Learning Objectives: Completing this educational exhibit will allow participants to 1) Appreciate lesion conspicuity and location predisposing to difficult stereotactic/DBT-guided breast biopsies 2) Recognize pre-procedural planning, techniques and tools to optimize lesion visualization, targeting and sampling 3) Implement this knowledge to minimize stereotactic/DBT cancellations, unsafe and/or nondiagnostic procedures.

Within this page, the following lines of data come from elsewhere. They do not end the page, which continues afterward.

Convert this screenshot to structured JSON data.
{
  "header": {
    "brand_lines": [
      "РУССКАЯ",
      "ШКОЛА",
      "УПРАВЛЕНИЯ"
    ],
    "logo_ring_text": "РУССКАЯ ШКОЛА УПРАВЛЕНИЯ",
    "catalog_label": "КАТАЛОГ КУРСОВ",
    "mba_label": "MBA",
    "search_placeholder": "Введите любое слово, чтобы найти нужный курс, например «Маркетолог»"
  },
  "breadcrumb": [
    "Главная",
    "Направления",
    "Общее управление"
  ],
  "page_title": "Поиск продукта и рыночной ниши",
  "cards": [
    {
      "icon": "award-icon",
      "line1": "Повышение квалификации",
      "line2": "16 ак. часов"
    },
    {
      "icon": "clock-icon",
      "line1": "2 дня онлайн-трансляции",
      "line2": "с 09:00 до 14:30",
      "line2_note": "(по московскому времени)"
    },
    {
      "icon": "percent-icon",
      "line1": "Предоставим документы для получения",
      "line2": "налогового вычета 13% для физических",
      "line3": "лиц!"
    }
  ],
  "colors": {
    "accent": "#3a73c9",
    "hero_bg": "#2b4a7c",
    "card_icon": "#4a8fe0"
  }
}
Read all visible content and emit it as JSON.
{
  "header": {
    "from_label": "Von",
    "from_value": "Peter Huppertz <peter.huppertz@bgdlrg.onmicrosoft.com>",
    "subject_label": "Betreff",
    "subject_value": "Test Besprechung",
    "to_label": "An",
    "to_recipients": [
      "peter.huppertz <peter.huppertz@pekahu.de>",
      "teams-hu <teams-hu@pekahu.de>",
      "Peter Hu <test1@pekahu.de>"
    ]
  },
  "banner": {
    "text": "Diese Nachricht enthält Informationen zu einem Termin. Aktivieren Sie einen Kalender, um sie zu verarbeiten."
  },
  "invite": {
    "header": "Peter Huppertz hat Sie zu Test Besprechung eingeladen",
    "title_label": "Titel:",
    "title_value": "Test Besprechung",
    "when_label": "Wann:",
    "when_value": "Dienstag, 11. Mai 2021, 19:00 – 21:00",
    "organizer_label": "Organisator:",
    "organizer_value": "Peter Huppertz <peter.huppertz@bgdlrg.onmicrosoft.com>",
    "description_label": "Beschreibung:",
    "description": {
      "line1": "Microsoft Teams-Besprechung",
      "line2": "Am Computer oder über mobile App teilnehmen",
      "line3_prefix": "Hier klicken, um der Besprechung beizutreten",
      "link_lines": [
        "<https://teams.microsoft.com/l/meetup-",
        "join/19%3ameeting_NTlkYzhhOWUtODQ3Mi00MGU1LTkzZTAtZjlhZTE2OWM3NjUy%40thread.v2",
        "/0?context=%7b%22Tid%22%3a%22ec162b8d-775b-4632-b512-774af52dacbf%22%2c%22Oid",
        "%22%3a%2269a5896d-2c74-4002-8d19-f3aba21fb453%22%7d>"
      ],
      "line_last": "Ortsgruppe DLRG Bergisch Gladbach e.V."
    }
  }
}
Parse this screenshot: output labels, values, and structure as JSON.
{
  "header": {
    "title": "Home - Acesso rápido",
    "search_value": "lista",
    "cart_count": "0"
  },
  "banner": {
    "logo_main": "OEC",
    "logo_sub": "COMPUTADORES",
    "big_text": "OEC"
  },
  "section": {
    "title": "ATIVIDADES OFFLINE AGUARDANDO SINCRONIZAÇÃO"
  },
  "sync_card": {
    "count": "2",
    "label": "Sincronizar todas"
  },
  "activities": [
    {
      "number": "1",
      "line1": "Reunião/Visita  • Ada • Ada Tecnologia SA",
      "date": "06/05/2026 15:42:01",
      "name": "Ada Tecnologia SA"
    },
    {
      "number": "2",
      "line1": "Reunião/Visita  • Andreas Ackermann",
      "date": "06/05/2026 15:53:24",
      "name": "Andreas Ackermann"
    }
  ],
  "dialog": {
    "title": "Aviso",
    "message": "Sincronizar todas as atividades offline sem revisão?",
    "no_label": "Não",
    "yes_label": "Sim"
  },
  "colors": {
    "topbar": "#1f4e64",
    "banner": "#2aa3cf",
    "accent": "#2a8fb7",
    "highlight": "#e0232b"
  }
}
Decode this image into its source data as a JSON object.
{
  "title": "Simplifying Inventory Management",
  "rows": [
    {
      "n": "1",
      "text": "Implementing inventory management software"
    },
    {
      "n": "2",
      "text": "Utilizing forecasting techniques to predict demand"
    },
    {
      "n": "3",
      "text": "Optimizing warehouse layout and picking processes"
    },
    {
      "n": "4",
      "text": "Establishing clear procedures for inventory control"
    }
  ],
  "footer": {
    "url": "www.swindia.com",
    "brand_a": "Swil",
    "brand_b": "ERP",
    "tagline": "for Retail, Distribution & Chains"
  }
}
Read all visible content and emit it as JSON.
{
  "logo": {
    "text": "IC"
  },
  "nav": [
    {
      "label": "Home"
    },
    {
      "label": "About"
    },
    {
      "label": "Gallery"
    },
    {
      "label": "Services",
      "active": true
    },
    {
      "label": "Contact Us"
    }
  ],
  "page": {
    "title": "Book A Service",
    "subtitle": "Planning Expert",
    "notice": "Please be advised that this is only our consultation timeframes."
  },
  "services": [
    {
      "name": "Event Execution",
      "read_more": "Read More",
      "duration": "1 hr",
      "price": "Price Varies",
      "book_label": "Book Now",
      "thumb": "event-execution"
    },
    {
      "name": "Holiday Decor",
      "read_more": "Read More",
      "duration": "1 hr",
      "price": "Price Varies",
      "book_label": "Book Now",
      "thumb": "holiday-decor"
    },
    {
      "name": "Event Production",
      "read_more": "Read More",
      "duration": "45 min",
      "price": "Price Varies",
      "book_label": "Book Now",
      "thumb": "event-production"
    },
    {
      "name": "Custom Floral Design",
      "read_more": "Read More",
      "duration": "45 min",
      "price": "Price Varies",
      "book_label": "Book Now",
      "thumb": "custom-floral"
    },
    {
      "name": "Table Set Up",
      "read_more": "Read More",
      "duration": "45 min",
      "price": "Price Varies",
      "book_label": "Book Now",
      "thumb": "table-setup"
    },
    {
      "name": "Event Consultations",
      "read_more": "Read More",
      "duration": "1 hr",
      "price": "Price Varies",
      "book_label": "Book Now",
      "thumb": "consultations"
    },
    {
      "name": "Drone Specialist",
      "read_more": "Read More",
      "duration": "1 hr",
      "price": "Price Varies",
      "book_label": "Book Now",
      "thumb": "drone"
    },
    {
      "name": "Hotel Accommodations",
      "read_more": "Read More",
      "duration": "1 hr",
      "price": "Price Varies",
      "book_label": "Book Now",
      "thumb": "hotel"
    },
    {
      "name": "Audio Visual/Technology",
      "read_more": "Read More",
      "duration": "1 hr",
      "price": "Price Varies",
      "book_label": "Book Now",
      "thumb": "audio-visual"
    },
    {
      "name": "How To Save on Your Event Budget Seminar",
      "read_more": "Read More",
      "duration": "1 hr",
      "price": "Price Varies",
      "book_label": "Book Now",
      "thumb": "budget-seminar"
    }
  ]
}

Abstract Content/Results: This case-based exhibit will demonstrate procedural planning and tips for successful difficult-to-perform stereotactic and DBT-guided breast biopsies including: (1) inspecting breast architecture/tissue landmarks to locate target for sampling. (2) using FFDM images with skin markers to position the target in the grid. (3) use 5K diagnostic monitors for hard-to-see targets. (4) retarget if lesion obscured by lidocaine injection or probe placement. (5) compare Scout/Pre-fire/post-fire DBT target depths on scroll bar. (6) for vague targets: position target closer to the edge of the compression paddle window, utilize optimal compression to visualize target (Opsite® for more optimal tissue compression in the paddle window if needed). (7) superficial targets: inject more lidocaine to create more “depth”, advance the center of the sampling aperture beyond the target to not sample skin, place mark on skin over target, and biopsy by US (8) very thin breast: apply skin hook to pull skin over the sampling aperture, tape a second compression paddle with biopsy window to the detector to allow tissue to extend posterior to the target, take advantage of using the petite needle, and consider lateral arm approach. (9) posterior target: consider CC versus LM projection, upright versus prone table, arm-through-table-hole technique. We will provide summary and take-home points to facilitate transfer of knowledge.
Conclusion: Stereotactic and DBT-guided breast biopsy can be feasible, safe and diagnostically accurate for difficult targets, with proper planning and utilization of additional techniques and tools.